Même si l’endroit ou la sphère d’activité où nous évoluons est tellement pénible qu’il nous apparaît comme une sorte de rétribution karmique, c’est en réalité l’endroit parfait pour accomplir notre mission originelle. En ce sens, ceux qui s’éveillent à la sagesse de la réalité ultime de tous les phénomènes mèneront une vie où tout karma négatif se transformera en brillante mission.

Dès lors que nous en sommes convaincus, nous sommes emplis d’espoir. Chaque personne, chaque situation que nous rencontrons devient alors un précieux trésor.

Le grand poète indien Rabindranath Tagore a proclamé : « Doux est le monde, douce est sa poussière4. » Et, pour décrire les sentiments d’une mère pour son fils, il a écrit :

« Quand je t’apporte des jouets colorés, mon enfant, je comprends pourquoi ce chatoiement de l’eau, de la nue, et pourquoi toutes les fleurs sont peintes – quand je te donne des jouets colorés, mon enfant.

« Quand, pour que tu danses, je chante, je sais vraiment pourquoi cette musique dans les ramures, pourquoi le chœur des vagues pénètre jusqu’au sein de la terre attentive – quand je chante pour que tu danses5. »

L’amour d’une mère pour son enfant est un monde bigarré, un monde où résonne la vibrante musique de la vie. L’amour transcende le fossé qui sépare les individus et ouvre les cœurs à la vérité que toutes les formes de vie ne font qu’une.

C’est la raison pour laquelle, quand nous nous efforçons d’inclure toute l’humanité dans l’amour et la compassion, les teintes et musiques glorieuses de la vie remplissent tout notre être.

Lorsque nous sommes pleinement conscients de la réalité ultime de tous les phénomènes, l’endroit où nous sommes devient la Terre de la lumière éternellement paisible6.

M. Toda a dit que le simple fait d’être en vie devient en soi une jubilation absolue. Le Sûtra du Lotus nous enseigne comment vivre en relevant le défi de créer et d’étendre ce domaine de joie profonde dans le monde réel.

D’après Hokekyo no chie (La Sagesse du Sûtra du Lotus), vol. 1, publié en japonais en mars 1996

La sagesse pour créer le bonheur et la paix est une compilation des écrits de Daisaku Ikeda sur une base thématique.
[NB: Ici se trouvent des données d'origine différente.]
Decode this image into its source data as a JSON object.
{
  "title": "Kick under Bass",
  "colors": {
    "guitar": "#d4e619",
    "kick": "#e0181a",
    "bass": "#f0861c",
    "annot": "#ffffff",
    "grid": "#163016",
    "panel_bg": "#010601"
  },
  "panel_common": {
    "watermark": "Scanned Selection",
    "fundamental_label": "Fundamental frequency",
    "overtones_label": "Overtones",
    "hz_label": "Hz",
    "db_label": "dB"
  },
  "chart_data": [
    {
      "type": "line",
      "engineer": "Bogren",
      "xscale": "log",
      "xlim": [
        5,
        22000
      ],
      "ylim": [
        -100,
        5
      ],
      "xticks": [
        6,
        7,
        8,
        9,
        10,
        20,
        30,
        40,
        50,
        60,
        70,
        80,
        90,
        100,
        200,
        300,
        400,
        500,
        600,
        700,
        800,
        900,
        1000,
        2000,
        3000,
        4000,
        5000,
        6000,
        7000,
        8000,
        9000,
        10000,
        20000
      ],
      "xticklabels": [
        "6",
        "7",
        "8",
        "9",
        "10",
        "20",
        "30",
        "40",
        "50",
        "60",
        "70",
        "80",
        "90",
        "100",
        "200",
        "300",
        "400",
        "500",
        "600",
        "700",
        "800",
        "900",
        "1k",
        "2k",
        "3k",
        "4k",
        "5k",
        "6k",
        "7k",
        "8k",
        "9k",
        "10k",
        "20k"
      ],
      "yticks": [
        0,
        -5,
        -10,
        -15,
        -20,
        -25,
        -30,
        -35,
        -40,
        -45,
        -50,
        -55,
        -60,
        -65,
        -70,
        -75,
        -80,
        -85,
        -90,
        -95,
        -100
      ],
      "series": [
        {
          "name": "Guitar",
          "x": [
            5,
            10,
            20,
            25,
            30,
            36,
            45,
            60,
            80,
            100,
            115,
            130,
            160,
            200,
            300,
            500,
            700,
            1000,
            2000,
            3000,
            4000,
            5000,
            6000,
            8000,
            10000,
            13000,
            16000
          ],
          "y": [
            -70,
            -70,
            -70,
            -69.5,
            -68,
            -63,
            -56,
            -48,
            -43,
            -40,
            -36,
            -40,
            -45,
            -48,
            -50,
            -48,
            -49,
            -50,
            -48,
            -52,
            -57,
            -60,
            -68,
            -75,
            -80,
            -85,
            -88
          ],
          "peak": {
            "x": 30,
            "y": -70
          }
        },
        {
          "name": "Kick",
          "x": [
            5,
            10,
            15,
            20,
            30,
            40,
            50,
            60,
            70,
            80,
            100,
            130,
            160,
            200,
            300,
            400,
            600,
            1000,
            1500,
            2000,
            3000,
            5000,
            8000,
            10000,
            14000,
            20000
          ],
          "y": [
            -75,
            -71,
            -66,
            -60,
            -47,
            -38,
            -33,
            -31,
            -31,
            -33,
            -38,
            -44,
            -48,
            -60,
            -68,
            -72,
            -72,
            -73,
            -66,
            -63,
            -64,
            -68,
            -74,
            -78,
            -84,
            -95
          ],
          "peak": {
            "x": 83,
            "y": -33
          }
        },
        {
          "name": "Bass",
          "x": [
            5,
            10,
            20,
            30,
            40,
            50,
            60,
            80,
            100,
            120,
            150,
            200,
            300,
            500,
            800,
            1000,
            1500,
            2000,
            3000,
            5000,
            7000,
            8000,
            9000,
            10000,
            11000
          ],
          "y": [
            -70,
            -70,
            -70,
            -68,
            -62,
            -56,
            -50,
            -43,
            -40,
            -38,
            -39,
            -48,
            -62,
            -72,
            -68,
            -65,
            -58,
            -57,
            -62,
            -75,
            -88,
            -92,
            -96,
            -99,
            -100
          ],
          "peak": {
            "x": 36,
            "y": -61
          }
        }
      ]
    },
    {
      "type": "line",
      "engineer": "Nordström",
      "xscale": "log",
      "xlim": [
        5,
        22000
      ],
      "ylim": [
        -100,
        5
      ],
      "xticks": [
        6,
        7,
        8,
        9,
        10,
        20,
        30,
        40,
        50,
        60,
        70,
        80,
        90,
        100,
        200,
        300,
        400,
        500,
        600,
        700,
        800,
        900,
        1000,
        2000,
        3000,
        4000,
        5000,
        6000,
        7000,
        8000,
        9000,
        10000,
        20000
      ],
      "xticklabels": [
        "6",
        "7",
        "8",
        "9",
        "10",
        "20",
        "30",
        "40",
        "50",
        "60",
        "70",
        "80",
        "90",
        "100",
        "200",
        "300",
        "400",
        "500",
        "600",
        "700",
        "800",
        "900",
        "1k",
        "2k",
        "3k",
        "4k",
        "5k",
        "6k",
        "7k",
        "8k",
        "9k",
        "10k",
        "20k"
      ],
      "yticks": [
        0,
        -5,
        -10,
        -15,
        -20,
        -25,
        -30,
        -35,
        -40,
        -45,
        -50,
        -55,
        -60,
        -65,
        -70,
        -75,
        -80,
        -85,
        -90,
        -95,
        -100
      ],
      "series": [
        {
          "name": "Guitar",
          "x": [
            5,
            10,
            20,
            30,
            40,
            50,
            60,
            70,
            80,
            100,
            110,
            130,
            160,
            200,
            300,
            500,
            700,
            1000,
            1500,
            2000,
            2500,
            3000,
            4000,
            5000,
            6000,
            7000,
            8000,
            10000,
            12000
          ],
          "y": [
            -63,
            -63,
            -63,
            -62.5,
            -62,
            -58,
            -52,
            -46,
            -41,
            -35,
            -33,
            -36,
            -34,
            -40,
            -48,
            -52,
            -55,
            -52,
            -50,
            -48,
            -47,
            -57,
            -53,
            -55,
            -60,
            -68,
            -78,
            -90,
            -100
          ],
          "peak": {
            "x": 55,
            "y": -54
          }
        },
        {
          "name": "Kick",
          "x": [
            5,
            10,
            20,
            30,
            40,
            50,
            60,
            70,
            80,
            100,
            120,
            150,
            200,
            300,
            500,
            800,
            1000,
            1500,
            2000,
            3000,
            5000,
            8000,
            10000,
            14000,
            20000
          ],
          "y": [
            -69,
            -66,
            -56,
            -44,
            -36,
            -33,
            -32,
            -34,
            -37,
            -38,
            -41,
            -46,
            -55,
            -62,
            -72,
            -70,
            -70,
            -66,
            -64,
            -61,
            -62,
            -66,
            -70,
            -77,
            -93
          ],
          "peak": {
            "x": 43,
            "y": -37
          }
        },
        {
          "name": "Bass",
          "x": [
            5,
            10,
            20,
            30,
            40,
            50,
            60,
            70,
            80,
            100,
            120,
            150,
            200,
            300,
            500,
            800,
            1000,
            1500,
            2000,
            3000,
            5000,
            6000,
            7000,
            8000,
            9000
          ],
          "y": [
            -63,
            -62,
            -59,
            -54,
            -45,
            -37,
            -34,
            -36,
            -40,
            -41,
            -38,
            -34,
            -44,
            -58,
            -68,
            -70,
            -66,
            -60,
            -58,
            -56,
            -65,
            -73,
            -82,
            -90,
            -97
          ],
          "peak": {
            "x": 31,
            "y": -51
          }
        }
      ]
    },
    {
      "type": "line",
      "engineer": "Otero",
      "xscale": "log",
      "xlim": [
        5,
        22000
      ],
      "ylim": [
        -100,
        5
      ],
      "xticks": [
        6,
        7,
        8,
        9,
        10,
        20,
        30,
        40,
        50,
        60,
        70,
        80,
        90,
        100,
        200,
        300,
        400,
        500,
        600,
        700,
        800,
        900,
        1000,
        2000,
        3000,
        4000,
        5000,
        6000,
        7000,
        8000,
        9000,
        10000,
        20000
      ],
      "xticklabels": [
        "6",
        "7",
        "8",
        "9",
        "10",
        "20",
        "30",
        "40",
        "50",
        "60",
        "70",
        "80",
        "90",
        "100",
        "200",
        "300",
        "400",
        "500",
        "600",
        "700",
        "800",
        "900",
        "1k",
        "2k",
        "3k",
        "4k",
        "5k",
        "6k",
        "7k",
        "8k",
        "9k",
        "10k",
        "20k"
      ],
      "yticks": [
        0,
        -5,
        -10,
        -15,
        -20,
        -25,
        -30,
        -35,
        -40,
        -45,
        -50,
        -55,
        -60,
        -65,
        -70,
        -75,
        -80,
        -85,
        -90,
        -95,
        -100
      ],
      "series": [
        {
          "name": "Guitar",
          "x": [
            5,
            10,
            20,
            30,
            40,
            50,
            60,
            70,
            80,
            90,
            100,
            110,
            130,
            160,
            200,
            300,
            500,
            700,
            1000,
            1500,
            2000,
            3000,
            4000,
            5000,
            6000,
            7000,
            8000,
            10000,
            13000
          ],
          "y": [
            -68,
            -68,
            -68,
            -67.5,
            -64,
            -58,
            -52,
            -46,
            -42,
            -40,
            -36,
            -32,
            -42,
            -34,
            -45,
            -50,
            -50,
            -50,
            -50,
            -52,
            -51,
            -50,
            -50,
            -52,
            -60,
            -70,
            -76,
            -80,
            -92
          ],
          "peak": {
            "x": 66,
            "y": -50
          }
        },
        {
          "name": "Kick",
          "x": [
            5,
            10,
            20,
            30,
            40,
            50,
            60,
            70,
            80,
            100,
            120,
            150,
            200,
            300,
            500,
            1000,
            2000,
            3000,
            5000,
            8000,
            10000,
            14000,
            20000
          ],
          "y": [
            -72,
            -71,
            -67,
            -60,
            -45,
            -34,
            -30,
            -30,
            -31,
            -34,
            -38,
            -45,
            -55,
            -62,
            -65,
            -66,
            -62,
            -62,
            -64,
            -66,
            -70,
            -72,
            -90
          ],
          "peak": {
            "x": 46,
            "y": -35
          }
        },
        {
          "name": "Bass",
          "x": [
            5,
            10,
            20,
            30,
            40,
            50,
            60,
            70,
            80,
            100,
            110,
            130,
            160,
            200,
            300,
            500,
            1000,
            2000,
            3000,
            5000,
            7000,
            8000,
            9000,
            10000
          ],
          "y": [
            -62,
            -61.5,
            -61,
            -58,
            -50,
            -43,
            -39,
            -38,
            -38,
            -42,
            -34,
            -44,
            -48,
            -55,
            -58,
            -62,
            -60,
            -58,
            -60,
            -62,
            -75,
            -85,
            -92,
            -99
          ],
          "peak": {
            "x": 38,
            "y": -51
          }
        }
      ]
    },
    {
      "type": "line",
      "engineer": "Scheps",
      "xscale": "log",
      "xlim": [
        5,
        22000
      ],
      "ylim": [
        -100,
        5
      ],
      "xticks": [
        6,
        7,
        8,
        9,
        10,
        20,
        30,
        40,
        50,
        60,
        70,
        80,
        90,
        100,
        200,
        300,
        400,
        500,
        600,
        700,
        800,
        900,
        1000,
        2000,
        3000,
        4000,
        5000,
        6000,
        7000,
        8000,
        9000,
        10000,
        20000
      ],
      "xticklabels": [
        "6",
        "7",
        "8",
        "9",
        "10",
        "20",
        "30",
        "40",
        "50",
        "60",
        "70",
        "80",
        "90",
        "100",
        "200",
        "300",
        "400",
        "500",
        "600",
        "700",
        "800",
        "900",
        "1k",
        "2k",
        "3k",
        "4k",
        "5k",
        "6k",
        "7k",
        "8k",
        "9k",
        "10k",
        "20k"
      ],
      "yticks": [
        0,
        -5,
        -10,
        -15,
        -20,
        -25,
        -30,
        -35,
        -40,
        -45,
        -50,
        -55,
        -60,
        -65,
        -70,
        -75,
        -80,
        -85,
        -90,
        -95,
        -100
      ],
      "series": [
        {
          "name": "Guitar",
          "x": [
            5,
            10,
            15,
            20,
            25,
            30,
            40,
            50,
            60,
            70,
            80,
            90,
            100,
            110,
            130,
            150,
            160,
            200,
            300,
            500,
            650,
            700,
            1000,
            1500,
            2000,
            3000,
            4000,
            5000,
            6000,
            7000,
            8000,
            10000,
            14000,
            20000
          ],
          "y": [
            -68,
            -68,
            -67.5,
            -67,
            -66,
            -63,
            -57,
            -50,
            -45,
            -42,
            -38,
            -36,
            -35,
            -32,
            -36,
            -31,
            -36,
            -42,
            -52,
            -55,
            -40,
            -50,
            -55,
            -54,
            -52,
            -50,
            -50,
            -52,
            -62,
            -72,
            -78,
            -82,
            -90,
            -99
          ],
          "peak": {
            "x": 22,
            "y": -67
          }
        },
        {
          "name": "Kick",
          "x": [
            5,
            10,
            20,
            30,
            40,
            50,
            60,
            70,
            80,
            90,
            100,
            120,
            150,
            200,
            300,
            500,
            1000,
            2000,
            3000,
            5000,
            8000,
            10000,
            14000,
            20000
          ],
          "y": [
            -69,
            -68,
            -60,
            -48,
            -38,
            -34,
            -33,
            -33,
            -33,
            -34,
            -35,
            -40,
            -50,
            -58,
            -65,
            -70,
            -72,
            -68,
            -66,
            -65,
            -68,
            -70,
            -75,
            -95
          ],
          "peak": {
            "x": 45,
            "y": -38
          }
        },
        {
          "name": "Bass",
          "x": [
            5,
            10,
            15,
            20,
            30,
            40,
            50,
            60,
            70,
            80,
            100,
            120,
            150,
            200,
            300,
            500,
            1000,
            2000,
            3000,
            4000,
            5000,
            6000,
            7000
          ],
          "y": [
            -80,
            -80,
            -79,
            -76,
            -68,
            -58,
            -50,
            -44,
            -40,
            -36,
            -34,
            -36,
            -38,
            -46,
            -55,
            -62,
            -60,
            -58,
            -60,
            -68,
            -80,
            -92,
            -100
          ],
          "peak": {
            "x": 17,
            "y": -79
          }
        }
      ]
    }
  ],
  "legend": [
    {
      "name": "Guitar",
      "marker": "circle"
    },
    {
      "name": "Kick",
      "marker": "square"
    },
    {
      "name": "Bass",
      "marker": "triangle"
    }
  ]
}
  • *1Myoho-renge-kyo s’écrit avec cinq caractères chinois, tandis que Nam-myoho-renge-kyo en compte sept (nam ou namu étant composé de deux caractères). Dans ses écrits, Nichiren utilise souvent Myoho-renge-kyo comme synonyme de Nam-myoho-renge-kyo.
  • *2Les dix facteurs sont dix aspects partagés par tous les êtres vivants des dix états (ou dix mondes) : l’apparence, la nature, l’entité, le pouvoir, l’influence, la cause interne, la cause externe, l’effet latent, l’effet manifeste, et leur cohérence du début jusqu’à la fin.
  • *3Trois mille mondes en un instant de vie : système philosophique établi par le grand maître Tiantai en Chine, sur la base du Sûtra du Lotus. Les « trois mille mondes » correspondent aux divers aspects que la vie revêt à chaque instant. À chaque instant, la vie manifeste l’un des dix états (ou dix mondes). Chacun de ces mondes possède en soi le potentiel des dix, créant ainsi la possibilité de cent mondes. Chacun de ces cent mondes possède les dix facteurs et opère au sein de chacun des trois domaines d’existence, ce qui conduit à trois mille mondes. En d’autres termes, tous les phénomènes sont contenus dans un seul instant de vie, et un seul instant de vie pénètre les trois mille domaines d’existence, c’est-à-dire le monde phénoménal dans son intégralité.
  • *4Traduit de l’anglais. Rabindranath Tagore (1861-1941), Wings of Death: The Last Poems of Rabindranath Tagore (Les ailes de la mort, Derniers poèmes de Rabindranath Tagore), London, John Murray, 1960, p. 69.
  • *5Rabindranath Tagore, Gitanjali (L’Offrande lyrique), traduction par André Gide, NRF, 1917.
  • *6Terre de la lumière éternellement paisible : ou Terre de la lumière paisible. La Terre de bouddha exempte d’impermanence et d’impureté. Dans nombre de sûtras, le monde actuel saha où vivent les êtres humains est décrit comme une terre impure, pleine d’illusions et de souffrances, tandis que la Terre de bouddha est décrite comme une terre pure libérée de ces impuretés et très éloignée de ce monde saha. Par opposition, le Sûtra du Lotus révèle que le monde saha est la Terre de bouddha, ou Terre de la lumière éternellement paisible, et explique que la nature d’une terre est déterminée par l’esprit de ses habitants.